The focus after Thursday’s policy meeting will be on President Christine Lagarde’s statements on the inflation outlook and the stronger euro, another risk factor for the economy because it can make life harder for exporters.
The bank’s governing council is expected to keep interest rates unchanged at record lows and to leave its bond-purchase stimulus program at the current level of 1.35 trillion euros (US$1.6 trillion). That stimulus program, which regularly injects newly printed money into the economy, still has 850 billion euros left to be used, giving the bank plenty of ammunition for now. Analysts, however, are predicting that the bank’s leadership could add to that amount sooner than expected.
Analysts at Morgan Stanley originally expected more stimulus only next year. But after last week’s “deflationary surprise, and with the drag from a stronger euro, we will be looking for any signal that the ECB may act earlier,” for instance at the December meeting.
The fall in the consumer price index is mostly due to temporary factors such as a cut in German value-added tax and the slashing of prices by hotels, said Oliver Rakau at Oxford Economics.

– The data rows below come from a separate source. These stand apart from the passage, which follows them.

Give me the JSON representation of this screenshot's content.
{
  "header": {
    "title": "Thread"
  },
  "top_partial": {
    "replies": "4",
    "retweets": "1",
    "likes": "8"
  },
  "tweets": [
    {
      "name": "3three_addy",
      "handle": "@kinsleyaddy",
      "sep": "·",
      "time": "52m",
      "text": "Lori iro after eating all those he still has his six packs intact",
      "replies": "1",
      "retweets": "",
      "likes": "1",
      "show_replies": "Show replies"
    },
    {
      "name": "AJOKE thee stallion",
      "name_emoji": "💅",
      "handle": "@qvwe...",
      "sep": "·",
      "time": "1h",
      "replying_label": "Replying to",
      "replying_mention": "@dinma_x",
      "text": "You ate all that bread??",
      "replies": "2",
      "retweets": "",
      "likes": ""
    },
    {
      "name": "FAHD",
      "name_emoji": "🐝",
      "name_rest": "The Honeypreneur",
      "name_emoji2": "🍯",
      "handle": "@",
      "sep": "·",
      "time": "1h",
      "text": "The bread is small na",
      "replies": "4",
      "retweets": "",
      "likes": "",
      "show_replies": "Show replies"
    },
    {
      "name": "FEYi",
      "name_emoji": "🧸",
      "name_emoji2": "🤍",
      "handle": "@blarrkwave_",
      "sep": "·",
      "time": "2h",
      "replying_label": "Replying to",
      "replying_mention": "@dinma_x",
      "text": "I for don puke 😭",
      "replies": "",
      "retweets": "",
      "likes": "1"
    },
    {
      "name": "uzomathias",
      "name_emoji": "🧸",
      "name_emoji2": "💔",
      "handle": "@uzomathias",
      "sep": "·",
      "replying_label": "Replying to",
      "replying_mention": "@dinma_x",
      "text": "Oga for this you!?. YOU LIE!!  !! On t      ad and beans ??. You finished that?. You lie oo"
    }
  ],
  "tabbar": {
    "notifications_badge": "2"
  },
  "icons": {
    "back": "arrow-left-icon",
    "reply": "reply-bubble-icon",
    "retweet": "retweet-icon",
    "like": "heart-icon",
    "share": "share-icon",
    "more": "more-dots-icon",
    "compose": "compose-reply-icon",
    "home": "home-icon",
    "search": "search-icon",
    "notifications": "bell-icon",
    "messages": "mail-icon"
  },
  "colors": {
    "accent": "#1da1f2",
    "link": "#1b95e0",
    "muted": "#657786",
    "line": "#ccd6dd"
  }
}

That means it doesn’t represent outright deflation, a dreaded downward price spiral that can become a long-term trap for an economy.
He expects a partial rebound in prices in the near term followed by a period of subdued inflation rather than a sustained fall in prices. “This won’t absolve the ECB from responding, but it does lessen the urgency,” he said. He predicted the bank would raise the amount of pandemic stimulus purchases this year.
The drop in inflation to below zero – the first time that has happened since 2016 – underlined how the ECB has struggled in recent years to consistently achieve its goal of keeping annual inflation close to but less than 2%. The U.S. Federal Reserve has also not been able to consistently hit its 2% inflation target but the ECB has fallen even farther short.
Low inflation may seem good for consumers but can make debt harder to repay and makes it harder for economically weaker eurozone countries to improve their competitiveness.
The ECB’s chief economist, Philip Lane, said in a recent assessment on CNBC that “our baseline was built around that once the economy was unlocked there would be some recovery, but the reality is that while we still have to manage this virus in terms of social distancing and other restrictions, there’s not going to be a return to normal levels of economic activity for a considerable period.”
Recent economic indicators suggest the bounce back as businesses have reopened is losing some of its momentum as summer ended, says Jack Allen-Reynolds, senior Europe economist at Capital Economics.
Online retail sales have fallen without a corresponding upturn in in-store spending, and some indicators of business activity suggest the economy contracting again in Italy and Spain, two countries hardest hit by the virus and constraints on vacation spending. The rise in the value of the euro this summer, from about $1.12 in June to over $1.18 on Tuesday, has put more strain on exporters, among other things.
The most troubling factor, however, is that the number of infections has been rising again, raising fears of more restrictions on public life and commerce.